Saskatchewan forgoes holiday COVID-19 restrictions despite dire projections
REGINA — New COVID-19 projections suggest case numbers will sharply rise in Saskatchewan without stronger public health measures, but the province is not expecting to tighten restrictions for the holidays.
“We will see a surge with Omicron, we can’t escape that,” Dr. Saqib Shahab, chief medical health officer, said Tuesday.
The projections released by the province suggest that Omicron-driven cases and hospitalizations will increase dramatically by the end of the month without stronger interventions. It suggested there could be more than 300 daily infections at the start of 2022.
It could be significantly curbed, the projections said, with stronger public health measures such as limiting group sizes and capacity.
Shahab said he will be watching the situation closely and the government’s response must be proportionate, fast and flexible. He encouraged people to be cautious, but did not require people to gather in smaller groups.
“Actions taken over the holidays will project if and when we see a surge,” he said.
There were 67 cases reported Tuesday and 98 people in hospital due to COVID-19, including 30 people in intensive care.
Shahab said Omicron is not dominant in Saskatchewan, although it is expected to spread widely in a few weeks.
Testing has identified 82 Omicron cases in the province and Shahab said two-thirds are from international or interprovincial travel.

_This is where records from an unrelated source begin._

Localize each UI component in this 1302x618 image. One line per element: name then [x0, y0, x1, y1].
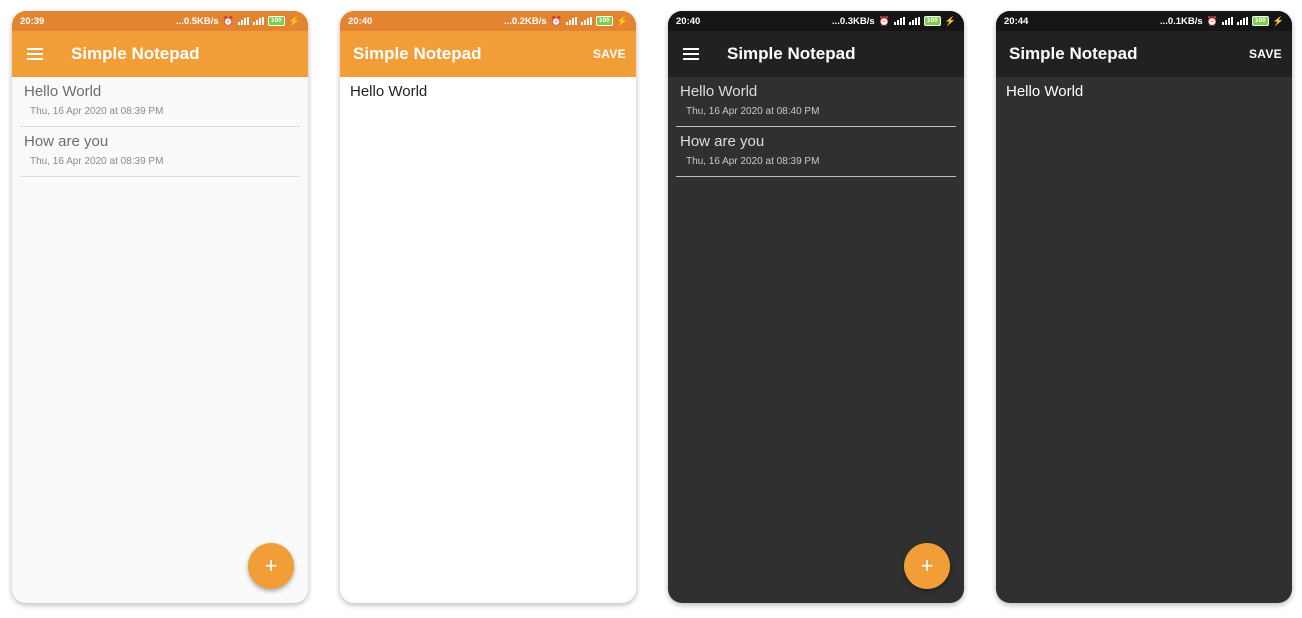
notes-list: Hello World Thu, 16 Apr 2020 at 08:40 PM… — [676, 77, 956, 177]
status-icons: ...0.3KB/s ⏰ 100 ⚡ — [832, 16, 956, 27]
network-speed: ...0.3KB/s — [831, 15, 875, 27]
battery-icon: 100 — [267, 16, 285, 26]
save-button[interactable]: SAVE — [593, 47, 626, 61]
app-bar: Simple Notepad — [668, 31, 964, 77]
status-time: 20:40 — [676, 15, 701, 27]
app-title: Simple Notepad — [1009, 44, 1138, 63]
note-title: Hello World — [680, 83, 758, 100]
app-title: Simple Notepad — [71, 44, 200, 63]
app-bar: Simple Notepad — [12, 31, 308, 77]
note-date: Thu, 16 Apr 2020 at 08:39 PM — [30, 156, 164, 167]
network-speed: ...0.5KB/s — [175, 15, 219, 27]
hamburger-menu-icon[interactable] — [12, 31, 58, 77]
status-time: 20:40 — [348, 15, 373, 27]
note-date: Thu, 16 Apr 2020 at 08:39 PM — [686, 156, 820, 167]
phone-screen-dark-editor: 20:44 ...0.1KB/s ⏰ 100 ⚡ Simple Notepad … — [996, 11, 1292, 603]
list-item[interactable]: How are you Thu, 16 Apr 2020 at 08:39 PM — [20, 127, 300, 177]
battery-icon: 100 — [923, 16, 941, 26]
status-icons: ...0.1KB/s ⏰ 100 ⚡ — [1160, 16, 1284, 27]
signal-icon — [237, 17, 249, 25]
charging-icon: ⚡ — [616, 15, 628, 26]
alarm-icon: ⏰ — [222, 15, 234, 26]
list-item[interactable]: How are you Thu, 16 Apr 2020 at 08:39 PM — [676, 127, 956, 177]
note-editor[interactable]: Hello World — [350, 83, 427, 100]
app-title: Simple Notepad — [727, 44, 856, 63]
status-time: 20:44 — [1004, 15, 1029, 27]
charging-icon: ⚡ — [1272, 15, 1284, 26]
network-speed: ...0.1KB/s — [1159, 15, 1203, 27]
charging-icon: ⚡ — [944, 15, 956, 26]
plus-icon: + — [920, 553, 934, 578]
notes-list: Hello World Thu, 16 Apr 2020 at 08:39 PM… — [20, 77, 300, 177]
status-bar: 20:44 ...0.1KB/s ⏰ 100 ⚡ — [996, 11, 1292, 31]
phone-screen-light-editor: 20:40 ...0.2KB/s ⏰ 100 ⚡ Simple Notepad … — [340, 11, 636, 603]
note-editor[interactable]: Hello World — [1006, 83, 1083, 100]
list-item[interactable]: Hello World Thu, 16 Apr 2020 at 08:39 PM — [20, 77, 300, 127]
app-bar: Simple Notepad SAVE — [996, 31, 1292, 77]
status-icons: ...0.2KB/s ⏰ 100 ⚡ — [504, 16, 628, 27]
hamburger-menu-icon[interactable] — [668, 31, 714, 77]
add-note-button[interactable]: + — [248, 543, 294, 589]
signal-icon — [252, 17, 264, 25]
signal-icon — [580, 17, 592, 25]
signal-icon — [893, 17, 905, 25]
signal-icon — [1221, 17, 1233, 25]
list-item[interactable]: Hello World Thu, 16 Apr 2020 at 08:40 PM — [676, 77, 956, 127]
network-speed: ...0.2KB/s — [503, 15, 547, 27]
alarm-icon: ⏰ — [550, 15, 562, 26]
note-date: Thu, 16 Apr 2020 at 08:39 PM — [30, 106, 164, 117]
alarm-icon: ⏰ — [878, 15, 890, 26]
status-bar: 20:40 ...0.3KB/s ⏰ 100 ⚡ — [668, 11, 964, 31]
app-title: Simple Notepad — [353, 44, 482, 63]
note-date: Thu, 16 Apr 2020 at 08:40 PM — [686, 106, 820, 117]
note-title: How are you — [680, 133, 765, 150]
signal-icon — [565, 17, 577, 25]
add-note-button[interactable]: + — [904, 543, 950, 589]
note-title: Hello World — [24, 83, 102, 100]
signal-icon — [908, 17, 920, 25]
phone-screen-light-list: 20:39 ...0.5KB/s ⏰ 100 ⚡ Simple Notepad … — [12, 11, 308, 603]
alarm-icon: ⏰ — [1206, 15, 1218, 26]
status-bar: 20:40 ...0.2KB/s ⏰ 100 ⚡ — [340, 11, 636, 31]
plus-icon: + — [264, 553, 278, 578]
signal-icon — [1236, 17, 1248, 25]
phone-screen-dark-list: 20:40 ...0.3KB/s ⏰ 100 ⚡ Simple Notepad … — [668, 11, 964, 603]
battery-icon: 100 — [595, 16, 613, 26]
battery-icon: 100 — [1251, 16, 1269, 26]
status-time: 20:39 — [20, 15, 45, 27]
note-title: How are you — [24, 133, 109, 150]
app-bar: Simple Notepad SAVE — [340, 31, 636, 77]
status-bar: 20:39 ...0.5KB/s ⏰ 100 ⚡ — [12, 11, 308, 31]
charging-icon: ⚡ — [288, 15, 300, 26]
status-icons: ...0.5KB/s ⏰ 100 ⚡ — [176, 16, 300, 27]
save-button[interactable]: SAVE — [1249, 47, 1282, 61]
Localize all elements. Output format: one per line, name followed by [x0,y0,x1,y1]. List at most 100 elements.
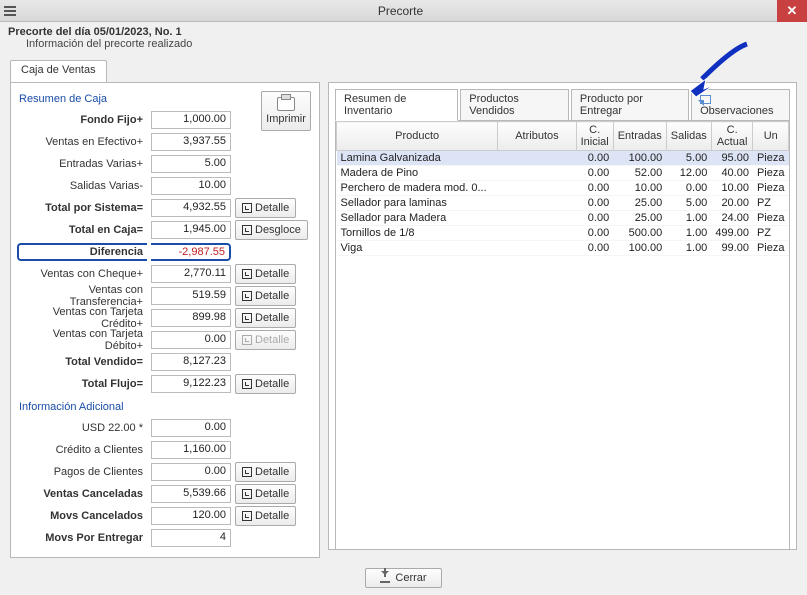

Many regions across the country have tightened public health restrictions as Omicron cases increase. Dr. Theresa Tam, Canada’s chief public health officer, urged people last week to “carefully consider and adjust your holiday plans to minimize risks.”
It’s not clear the severity of illness caused by Omicron, Tam said, but the sheer number of infections could overwhelm health-care systems.
Shahab said that he had recommended internally to the government that people in Saskatchewan need to reduce contacts by 50 per cent. No further restrictions have been implemented, with the province releasing holiday guidelines for rapid testing and ventilation instead.
He urged people to get vaccinated and booster shots to help lessen the impact of the highly transmissible variant.
Projections showed unvaccinated people in Saskatchewan were six times more likely to test positive for COVID-19, 14 times more likely to end up in hospital, and 23 times more likely to require intensive care than those who are fully vaccinated.
Marlo Pritchard, president of the Saskatchewan Public Safety Agency, suggested people use rapid tests before gathering with family and friends.
“As we approach this holiday season, I want to take this opportunity to remind everyone to be smart, diligent with their family events and how we plan to gather together,” he said.